Dr. Bajwa has led influential initiatives in the field, including the development of the Distance Simulation Educator Guidelines, the Urdu translation of the Simulationist Code of Ethics to enhance global accessibility, and innovative partnership models between simulationists and AI technologists. She has also contributed foundational guidance on AI prompt design for simulation-based education. Her research focuses on faculty readiness, implementation science, and bias-aware approaches to AI integration in healthcare training.
She is a co-founder and Board Member of the AI-Simulation Healthcare Collaborative and co-founder of the AI Healthcare Simulation publication channel in the Cureus Journal of Computer Science.
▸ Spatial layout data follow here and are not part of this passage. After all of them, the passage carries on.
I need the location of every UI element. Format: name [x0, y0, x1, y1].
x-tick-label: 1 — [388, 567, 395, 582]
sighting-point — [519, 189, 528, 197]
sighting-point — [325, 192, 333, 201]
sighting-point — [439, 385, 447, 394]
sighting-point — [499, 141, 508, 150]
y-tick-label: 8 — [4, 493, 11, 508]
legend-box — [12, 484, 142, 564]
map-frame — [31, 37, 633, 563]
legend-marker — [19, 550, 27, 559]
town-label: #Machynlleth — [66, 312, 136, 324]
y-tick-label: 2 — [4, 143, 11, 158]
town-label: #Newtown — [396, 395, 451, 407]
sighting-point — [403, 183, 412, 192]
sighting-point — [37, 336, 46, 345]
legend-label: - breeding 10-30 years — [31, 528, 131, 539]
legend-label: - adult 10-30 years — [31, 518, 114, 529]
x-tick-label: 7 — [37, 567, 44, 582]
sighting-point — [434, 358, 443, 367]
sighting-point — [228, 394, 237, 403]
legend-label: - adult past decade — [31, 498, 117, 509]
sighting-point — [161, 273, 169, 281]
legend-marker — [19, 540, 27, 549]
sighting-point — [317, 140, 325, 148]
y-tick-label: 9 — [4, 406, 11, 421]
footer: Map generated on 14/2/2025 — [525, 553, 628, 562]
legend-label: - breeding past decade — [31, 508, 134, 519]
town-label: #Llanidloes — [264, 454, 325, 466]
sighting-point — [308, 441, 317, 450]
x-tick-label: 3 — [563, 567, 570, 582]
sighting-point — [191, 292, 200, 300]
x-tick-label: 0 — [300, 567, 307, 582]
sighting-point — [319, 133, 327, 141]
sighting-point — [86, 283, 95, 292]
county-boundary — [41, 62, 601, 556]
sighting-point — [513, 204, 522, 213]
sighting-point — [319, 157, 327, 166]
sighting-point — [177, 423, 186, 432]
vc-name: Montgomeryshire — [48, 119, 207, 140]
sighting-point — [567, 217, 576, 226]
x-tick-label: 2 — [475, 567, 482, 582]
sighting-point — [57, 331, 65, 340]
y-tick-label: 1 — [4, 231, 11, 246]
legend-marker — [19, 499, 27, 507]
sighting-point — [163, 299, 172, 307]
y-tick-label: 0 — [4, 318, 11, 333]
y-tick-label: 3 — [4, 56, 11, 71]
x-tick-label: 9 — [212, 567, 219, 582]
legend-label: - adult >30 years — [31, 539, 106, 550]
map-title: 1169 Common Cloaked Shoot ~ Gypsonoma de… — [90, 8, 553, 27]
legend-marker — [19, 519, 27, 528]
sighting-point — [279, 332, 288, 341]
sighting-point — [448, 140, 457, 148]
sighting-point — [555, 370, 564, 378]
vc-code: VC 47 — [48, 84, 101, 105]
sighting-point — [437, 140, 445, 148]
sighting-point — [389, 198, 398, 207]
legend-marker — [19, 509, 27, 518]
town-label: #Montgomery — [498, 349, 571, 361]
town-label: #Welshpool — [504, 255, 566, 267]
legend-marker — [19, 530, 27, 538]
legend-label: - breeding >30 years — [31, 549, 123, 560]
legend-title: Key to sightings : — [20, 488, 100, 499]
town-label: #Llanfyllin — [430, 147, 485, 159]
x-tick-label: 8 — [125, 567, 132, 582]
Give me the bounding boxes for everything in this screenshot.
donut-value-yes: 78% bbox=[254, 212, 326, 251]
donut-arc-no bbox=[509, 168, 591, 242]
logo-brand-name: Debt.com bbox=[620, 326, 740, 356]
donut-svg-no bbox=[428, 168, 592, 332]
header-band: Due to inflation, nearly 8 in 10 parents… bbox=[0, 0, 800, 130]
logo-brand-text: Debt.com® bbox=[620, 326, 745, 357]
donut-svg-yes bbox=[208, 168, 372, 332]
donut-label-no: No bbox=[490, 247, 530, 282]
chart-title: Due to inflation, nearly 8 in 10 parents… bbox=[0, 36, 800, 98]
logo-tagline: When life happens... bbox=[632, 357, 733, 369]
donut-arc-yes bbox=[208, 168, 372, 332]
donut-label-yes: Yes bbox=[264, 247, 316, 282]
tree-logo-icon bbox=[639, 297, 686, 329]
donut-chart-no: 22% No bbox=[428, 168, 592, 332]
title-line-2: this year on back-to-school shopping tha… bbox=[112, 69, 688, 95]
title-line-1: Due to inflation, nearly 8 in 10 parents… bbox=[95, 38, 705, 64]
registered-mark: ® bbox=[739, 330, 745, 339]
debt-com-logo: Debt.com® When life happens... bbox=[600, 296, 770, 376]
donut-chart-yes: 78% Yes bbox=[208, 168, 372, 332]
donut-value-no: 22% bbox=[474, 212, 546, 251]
At MGH IHP, Dr. Bajwa serves as Lead AI Researcher for the REBEL Lab and founded the AI Assurance Lab, which advances responsible evaluation and deployment of AI in simulation and health professions education.
- PhD in Simulation-based Education, MGH Institute of Health Professions, Boston, MA, USA
- MSMS in Medical and Healthcare Simulation, Drexel University, College of Medicine, Philadelphia, PA, USA
- AAS, in Health Information Technology, SUNY Broome Community College, Binghamton, NY, USA
- MBBS (Medical Doctor), Abbottabad, KPK, Pakistan
- Healthcare simulation
- Artificial Intelligence in healthcare education and simulation
- Distance and virtual simulation
- Professional development
- Interprofessional education
Dr. Bajwa has published numerous papers - some titles are highlighted below.
Development of Distance Simulation Educator Guidelines in Healthcare
Establishes the first consensus based basic and advanced competencies for distance simulation educators, creating a foundation for faculty development, assessment, and program quality in online simulation.
Technological Competence of Distance Simulation Educators
Specifies the technological and behavioral skills distance simulation educators must gain through structured coursework and evaluation, clarifying expectations for educator readiness beyond years of experience.
Defines six concrete JEDI practices for synchronous distance simulation, guiding educators to design inclusive, accessible virtual learning while highlighting persistent structural and technological barriers that require institutional action.
AI Simulation Partnership Framework
Introduces the AI Simulation Partnership Framework, a practical checklist to structure collaboration between simulationists and AI developers so AI driven simulations are pedagogically sound, ethical, and aligned with stakeholder needs.
A guide to prompt design: Foundations and applications for healthcare simulationists.
Gives simulationists a concise, evidence informed guide to large language model prompt design, detailing key prompt types and use cases to support simulation objectives while attending to ethics, privacy, and bias.